Segundo a Cagepa, a cobrança é ilegal e decorre da aplicação de juros e encargos considerados indevidos sobre valores relacionados ao acordo firmado entre a empresa e o Município.
Em dezembro de 2021, a Cagepa e a Prefeitura assinaram um Termo de Consolidação e Atualização dos Contratos de Concessão, que previa o repasse de R$ 180 milhões ao Fundo Municipal de Saneamento Básico.

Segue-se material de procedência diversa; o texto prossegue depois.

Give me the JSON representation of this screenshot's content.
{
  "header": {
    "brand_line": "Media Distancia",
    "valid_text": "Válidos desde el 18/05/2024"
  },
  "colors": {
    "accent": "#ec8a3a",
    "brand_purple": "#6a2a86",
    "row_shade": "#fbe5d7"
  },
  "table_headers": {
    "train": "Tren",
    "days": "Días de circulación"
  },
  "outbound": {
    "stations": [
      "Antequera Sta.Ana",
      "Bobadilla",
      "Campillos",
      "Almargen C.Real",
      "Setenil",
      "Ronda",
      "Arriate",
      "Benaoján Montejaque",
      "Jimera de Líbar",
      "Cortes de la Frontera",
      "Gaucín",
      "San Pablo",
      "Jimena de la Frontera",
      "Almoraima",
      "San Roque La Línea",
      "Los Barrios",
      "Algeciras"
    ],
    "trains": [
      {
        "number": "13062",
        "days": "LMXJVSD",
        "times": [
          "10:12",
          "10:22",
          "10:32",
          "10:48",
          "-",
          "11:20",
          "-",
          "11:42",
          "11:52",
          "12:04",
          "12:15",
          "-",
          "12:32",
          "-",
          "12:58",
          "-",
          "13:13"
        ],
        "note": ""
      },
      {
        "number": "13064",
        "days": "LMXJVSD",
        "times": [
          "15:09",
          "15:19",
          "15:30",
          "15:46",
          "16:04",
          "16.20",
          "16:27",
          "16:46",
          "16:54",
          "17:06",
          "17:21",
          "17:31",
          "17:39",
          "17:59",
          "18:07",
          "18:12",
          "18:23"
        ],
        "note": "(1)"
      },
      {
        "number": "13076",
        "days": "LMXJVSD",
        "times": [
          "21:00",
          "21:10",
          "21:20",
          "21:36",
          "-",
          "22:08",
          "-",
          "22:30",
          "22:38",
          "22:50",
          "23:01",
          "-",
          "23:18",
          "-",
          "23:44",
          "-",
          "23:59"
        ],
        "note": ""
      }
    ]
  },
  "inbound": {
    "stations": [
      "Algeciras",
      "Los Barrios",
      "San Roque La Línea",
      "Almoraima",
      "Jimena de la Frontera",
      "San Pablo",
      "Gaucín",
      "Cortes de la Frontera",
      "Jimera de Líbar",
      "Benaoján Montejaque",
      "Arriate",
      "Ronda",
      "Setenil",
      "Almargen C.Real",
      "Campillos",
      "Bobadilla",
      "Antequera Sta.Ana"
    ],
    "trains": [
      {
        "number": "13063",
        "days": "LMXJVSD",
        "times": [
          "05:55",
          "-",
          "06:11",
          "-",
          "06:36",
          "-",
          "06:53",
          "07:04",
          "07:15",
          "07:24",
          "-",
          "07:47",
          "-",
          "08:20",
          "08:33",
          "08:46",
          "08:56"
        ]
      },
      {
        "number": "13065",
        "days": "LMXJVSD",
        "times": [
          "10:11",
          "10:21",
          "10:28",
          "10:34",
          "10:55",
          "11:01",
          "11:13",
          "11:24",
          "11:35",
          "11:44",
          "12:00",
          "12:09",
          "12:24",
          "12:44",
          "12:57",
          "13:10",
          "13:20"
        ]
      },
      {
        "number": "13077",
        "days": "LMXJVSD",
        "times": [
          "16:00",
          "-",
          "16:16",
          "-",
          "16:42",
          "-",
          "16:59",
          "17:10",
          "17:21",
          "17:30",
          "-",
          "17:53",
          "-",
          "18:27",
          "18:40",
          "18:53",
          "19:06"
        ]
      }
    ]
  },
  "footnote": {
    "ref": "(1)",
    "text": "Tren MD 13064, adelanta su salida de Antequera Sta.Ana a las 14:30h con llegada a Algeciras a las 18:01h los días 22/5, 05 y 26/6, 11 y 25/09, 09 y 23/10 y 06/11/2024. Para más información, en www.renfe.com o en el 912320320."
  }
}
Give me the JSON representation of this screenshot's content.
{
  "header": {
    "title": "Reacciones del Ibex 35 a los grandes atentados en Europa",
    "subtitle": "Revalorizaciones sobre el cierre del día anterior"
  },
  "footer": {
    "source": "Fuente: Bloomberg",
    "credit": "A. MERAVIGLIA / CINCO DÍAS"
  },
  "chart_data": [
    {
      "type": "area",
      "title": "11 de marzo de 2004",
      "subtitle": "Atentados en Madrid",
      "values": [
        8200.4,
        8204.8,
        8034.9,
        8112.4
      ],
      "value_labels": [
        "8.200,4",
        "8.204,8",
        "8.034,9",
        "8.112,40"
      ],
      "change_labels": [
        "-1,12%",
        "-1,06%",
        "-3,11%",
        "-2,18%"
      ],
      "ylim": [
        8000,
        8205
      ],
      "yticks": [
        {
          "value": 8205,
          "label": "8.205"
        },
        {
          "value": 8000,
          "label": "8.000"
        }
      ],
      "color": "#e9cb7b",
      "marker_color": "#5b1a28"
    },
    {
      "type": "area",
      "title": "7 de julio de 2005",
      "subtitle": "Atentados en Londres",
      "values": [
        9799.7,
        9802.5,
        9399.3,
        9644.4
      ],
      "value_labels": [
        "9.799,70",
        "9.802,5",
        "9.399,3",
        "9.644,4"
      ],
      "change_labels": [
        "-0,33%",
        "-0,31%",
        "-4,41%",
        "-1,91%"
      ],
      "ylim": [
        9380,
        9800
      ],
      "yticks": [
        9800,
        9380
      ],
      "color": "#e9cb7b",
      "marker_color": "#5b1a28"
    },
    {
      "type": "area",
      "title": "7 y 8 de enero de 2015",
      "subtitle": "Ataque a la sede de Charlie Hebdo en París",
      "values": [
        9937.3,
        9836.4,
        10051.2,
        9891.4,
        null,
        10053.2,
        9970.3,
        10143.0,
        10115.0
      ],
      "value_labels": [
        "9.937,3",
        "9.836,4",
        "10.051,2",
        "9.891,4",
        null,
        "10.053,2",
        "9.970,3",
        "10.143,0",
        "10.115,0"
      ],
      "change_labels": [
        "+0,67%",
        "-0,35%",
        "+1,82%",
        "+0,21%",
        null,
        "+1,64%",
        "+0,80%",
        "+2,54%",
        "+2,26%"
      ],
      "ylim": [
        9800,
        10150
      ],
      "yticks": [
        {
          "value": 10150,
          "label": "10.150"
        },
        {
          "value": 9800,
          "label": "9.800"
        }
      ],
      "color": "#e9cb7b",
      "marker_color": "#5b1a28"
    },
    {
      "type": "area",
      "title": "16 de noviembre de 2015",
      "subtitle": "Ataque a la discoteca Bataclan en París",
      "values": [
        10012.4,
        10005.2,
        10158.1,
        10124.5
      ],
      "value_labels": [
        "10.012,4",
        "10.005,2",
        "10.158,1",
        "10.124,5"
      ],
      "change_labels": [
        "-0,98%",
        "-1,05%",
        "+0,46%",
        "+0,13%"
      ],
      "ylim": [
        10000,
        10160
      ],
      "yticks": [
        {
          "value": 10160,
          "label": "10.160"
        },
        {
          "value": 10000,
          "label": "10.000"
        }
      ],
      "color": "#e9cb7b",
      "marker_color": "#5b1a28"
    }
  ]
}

Na ação, a companhia afirma que efetuou pagamentos de R$ 160 milhões entre os anos de 2023 e 2026 e que quitou os R$ 20 milhões restantes no último dia 22 de julho, cumprindo integralmente a obrigação prevista no acordo.
Apesar disso, a Prefeitura sustenta que ainda existe um débito devido à incidência de atualização monetária pela Unidade Fiscal de Referência do Município (UFIR/JP), além de multa por mora e juros de 1% ao mês, o que elevou o valor da dívida para R$ 96,7 milhões, conforme consta nos autos do processo.
Na petição apresentada à Justiça, a Cagepa argumenta que os encargos cobrados comprometem investimentos essenciais em abastecimento de água e esgotamento sanitário.
“Cada real desviado para encargos fiscais indevidos é subtraído dos investimentos de expansão do abastecimento e do esgotamento sanitário da própria população de João Pessoa”, afirmou a companhia na ação.
Já a Procuradoria-Geral do Município sustenta que adotou todas as medidas administrativas antes de recorrer à cobrança judicial.
“O Município de João Pessoa esgotou todas as vias amigáveis para o recebimento do crédito. A administração pública enviou sucessivas notificações para sanar o débito, sem obter a regularização integral”, argumentou a Prefeitura.
O processo tramita em caráter de urgência na 1ª Vara da Fazenda Pública de João Pessoa e aguarda análise do pedido judicial. A decisão poderá definir se a cobrança continuará válida enquanto o mérito da ação é julgado.